A strength of this study is the inclusion of 4 groups of children, which made it possible to investigate the interaction effect of asthma and overweight/obesity. Secondly, we measured both asthma and PA objectively in this study, in contrast with most other studies which frequently use self-reported outcome measures [10]. However, some potential limitations should be mentioned. Firstly, children with asthma and with overweight were recruited from the control group of a weight-reduction intervention study [20]. Possibly, these children had increased PA levels as they were initially interested in a weight-reduction intervention. Secondly, we used activity monitors which could not distinguish moderate from intense PA. This is a potential study limitation as it is conceivable that exercise-related limitations of asthma and overweight/obesity are most pronounced during high intensity activities. However, as organized sport participation measured by a questionnaire was not associated with either asthma or BMI-SDS, this hypothesis can most likely be refuted. Thirdly, the age range of our study population could have influenced variability in PA levels, as individual differences in PA are quite small during childhood due to school-regulated activity patterns. Finally, a lack of power could also have hampered our results. Due to the low average step count of our population, it was relatively difficult to detect a statistical difference in step count between the groups.

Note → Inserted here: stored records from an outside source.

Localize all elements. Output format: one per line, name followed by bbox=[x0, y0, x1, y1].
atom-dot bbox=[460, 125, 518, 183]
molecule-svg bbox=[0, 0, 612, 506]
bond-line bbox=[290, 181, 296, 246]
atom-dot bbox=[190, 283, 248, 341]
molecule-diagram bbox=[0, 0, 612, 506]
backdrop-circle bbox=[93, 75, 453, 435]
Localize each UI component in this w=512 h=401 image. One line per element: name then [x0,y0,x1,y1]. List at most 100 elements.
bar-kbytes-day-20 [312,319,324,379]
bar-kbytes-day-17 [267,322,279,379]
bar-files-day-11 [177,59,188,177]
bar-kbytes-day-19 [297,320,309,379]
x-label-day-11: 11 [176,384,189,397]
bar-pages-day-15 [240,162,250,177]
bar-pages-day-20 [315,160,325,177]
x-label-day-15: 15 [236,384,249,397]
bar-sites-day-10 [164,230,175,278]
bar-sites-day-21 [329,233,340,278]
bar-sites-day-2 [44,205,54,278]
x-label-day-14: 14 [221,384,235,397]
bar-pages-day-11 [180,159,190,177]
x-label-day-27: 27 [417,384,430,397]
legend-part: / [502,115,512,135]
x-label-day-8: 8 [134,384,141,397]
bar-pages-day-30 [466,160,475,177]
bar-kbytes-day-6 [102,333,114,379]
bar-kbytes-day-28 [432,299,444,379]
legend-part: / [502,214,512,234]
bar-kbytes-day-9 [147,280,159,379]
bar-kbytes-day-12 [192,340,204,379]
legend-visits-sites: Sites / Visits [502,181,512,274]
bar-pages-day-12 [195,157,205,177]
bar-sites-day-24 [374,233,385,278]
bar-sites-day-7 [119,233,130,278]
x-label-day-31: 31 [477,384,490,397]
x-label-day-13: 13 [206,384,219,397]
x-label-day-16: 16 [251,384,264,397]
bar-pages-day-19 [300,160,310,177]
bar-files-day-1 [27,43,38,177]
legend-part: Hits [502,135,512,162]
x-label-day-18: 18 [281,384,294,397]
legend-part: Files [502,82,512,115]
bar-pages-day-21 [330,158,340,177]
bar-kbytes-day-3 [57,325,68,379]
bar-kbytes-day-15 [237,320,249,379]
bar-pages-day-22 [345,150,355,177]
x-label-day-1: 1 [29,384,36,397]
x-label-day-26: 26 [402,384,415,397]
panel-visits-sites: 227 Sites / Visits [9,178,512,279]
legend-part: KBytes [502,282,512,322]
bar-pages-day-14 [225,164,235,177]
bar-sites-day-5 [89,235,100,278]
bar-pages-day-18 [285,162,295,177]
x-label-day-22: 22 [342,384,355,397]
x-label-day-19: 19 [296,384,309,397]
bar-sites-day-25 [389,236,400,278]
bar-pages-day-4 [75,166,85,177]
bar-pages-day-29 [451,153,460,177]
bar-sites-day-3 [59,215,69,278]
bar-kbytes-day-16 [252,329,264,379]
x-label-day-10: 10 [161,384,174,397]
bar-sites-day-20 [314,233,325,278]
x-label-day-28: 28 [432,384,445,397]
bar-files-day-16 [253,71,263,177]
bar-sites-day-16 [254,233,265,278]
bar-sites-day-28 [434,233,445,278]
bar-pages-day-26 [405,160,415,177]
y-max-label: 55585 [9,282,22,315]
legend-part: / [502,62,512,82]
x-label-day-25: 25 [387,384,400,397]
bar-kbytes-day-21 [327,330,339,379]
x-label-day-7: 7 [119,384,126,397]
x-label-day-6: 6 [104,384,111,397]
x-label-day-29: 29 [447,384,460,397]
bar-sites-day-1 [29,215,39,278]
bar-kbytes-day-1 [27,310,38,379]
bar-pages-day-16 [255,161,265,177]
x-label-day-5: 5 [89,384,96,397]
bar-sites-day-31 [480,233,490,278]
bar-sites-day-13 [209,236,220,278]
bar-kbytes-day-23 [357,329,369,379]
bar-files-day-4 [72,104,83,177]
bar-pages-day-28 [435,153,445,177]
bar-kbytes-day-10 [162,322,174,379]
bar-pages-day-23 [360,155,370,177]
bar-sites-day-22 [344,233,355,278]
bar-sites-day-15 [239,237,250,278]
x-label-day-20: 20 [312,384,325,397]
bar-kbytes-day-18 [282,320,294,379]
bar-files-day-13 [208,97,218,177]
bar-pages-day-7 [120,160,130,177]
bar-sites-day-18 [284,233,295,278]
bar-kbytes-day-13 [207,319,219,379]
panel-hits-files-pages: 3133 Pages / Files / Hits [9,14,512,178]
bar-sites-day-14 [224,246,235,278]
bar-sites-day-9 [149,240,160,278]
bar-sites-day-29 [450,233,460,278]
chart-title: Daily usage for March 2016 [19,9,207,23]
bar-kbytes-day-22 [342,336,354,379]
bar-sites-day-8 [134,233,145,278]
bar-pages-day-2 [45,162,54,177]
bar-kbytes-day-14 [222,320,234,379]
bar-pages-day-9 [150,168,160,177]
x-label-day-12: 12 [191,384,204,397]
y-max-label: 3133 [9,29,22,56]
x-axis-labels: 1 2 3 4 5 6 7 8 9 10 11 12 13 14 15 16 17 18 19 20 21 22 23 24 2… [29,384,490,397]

We could not confirm our hypothesis that both asthma and BMI-SDS are associated with decreased PA. The exact role of PA in the asthma-obesity mechanism remains largely unclear. However, as the asthma-obesity phenotype is a difficult-to-threat phenotype with mostly non-modifiable risk factors, we want to emphasize the need to further investigate the role of potentially modifiable risk factors such as PA and diet in large cohort studies. Moreover, it is highly relevant to assess whether increasing PA could be a secondary preventive tool in children with asthma and overweight/obesity [20]. Although the effects of exercise training on lung function in asthmatic children are negligible, there is evidence of positive effects on cardiorespiratory fitness, EIB and potentially on quality of life and asthma control [41]. Besides, several studies in adults showed that weight reduction resulted in improved asthma control, lung function, and less medication use [42].

Conclusions

We could not detect different PA levels in school-aged children with asthma and overweight/obesity compared to peers without asthma and/or overweight/obesity. Yet, it should be mentioned that PA levels were alarmingly low in the entire study population. As decreased PA levels are related to higher health risks, we emphasize the importance of improving PA levels in school-aged children. Future studies should focus on effective interventions to increase PA in school-aged children. Besides, it should be studied whether increasing PA could be an effective secondary preventive tool for children with asthma and with overweight/obesity.